L'avancée de Princeton marque ainsi le plus grand bond en avant sur le temps de cohérence enregistré depuis plus d'une décennie, en s'attaquant directement à la racine du problème : la matière elle-même.

Un duo de matériaux inattendu pour repousser les limites

L'équipe de Princeton, dirigée par Andrew Houck et Nathalie de Leon, a adopté une stratégie en deux temps. D'abord, ils ont remplacé l'aluminium, traditionnellement utilisé dans ces circuits, par un métal bien plus robuste : le tantale.

Cet élément a la particularité de posséder moins de défauts intrinsèques et de résister à des processus de nettoyage chimique très agressifs, permettant d'éliminer un maximum de contaminants durant la fabrication.

Qubit tantale silicium Princeton 02

Ensuite, les chercheurs se sont attaqués au substrat. Après avoir constaté que le saphir, bien que performant, générait encore des pertes d'énergie, ils se sont tournés vers le silicium de haute pureté, le matériau roi de l'industrie informatique moderne.

Combiner le tantale et le silicium a présenté des défis techniques importants, mais le résultat a dépassé les espérances.
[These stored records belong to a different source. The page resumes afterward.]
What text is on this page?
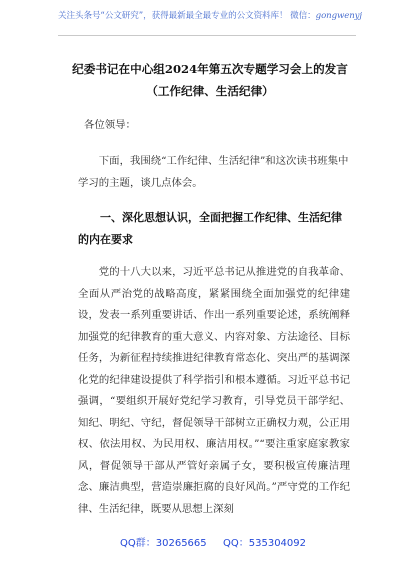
关注头条号“公文研究”，获得最新最全最专业的公文资料库！ 微信：gongwenyj
纪委书记在中心组2024年第五次专题学习会上的发言（工作纪律、生活纪律）
各位领导：
下面，我围绕“工作纪律、生活纪律”和这次读书班集中学习的主题，谈几点体会。
一、深化思想认识，全面把握工作纪律、生活纪律的内在要求
党的十八大以来，习近平总书记从推进党的自我革命、全面从严治党的战略高度，紧紧围绕全面加强党的纪律建设，发表一系列重要讲话、作出一系列重要论述，系统阐释加强党的纪律教育的重大意义、内容对象、方法途径、目标任务，为新征程持续推进纪律教育常态化、突出严的基调深化党的纪律建设提供了科学指引和根本遵循。习近平总书记强调，“要组织开展好党纪学习教育，引导党员干部学纪、知纪、明纪、守纪，督促领导干部树立正确权力观，公正用权、依法用权、为民用权、廉洁用权。”“要注重家庭家教家风，督促领导干部从严管好亲属子女，要积极宣传廉洁理念、廉洁典型，营造崇廉拒腐的良好风尚。”严守党的工作纪律、生活纪律，既要从思想上深刻
QQ群：30265665 QQ：535304092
Le qubit ainsi conçu a atteint une stabilité record de plus de 1 milliseconde, une durée qui peut sembler courte mais qui représente une éternité à l'échelle quantique.

Des performances exponentielles et un avenir tangible

L'impact d'une telle amélioration est loin d'être linéaire. Selon les chercheurs, intégrer ces nouveaux qubits dans le meilleur processeur de Google, baptisé Willow, améliorerait ses performances par un facteur de 1 000.

Plus impressionnant encore, les bénéfices croissent de manière exponentielle avec le nombre de qubits. Un ordinateur hypothétique de 1 000 qubits basé sur cette technologie serait environ un milliard de fois plus performant que les meilleures machines actuelles.

Google Willow puce quantique

Cette percée rend non seulement les ordinateurs quantiques plus puissants, mais elle facilite aussi considérablement la correction d'erreurs, un autre enjeu majeur du domaine.

Comme le souligne Nathalie de Leon, "le fait que nous ayons montré ce qui est possible dans le silicium rend l'adoption de cette technologie assez facile pour quiconque travaille sur des processeurs à grande échelle". L'horizon d'un ordinateur quantique scientifiquement pertinent d'ici la fin de la décennie semble désormais un peu moins flou.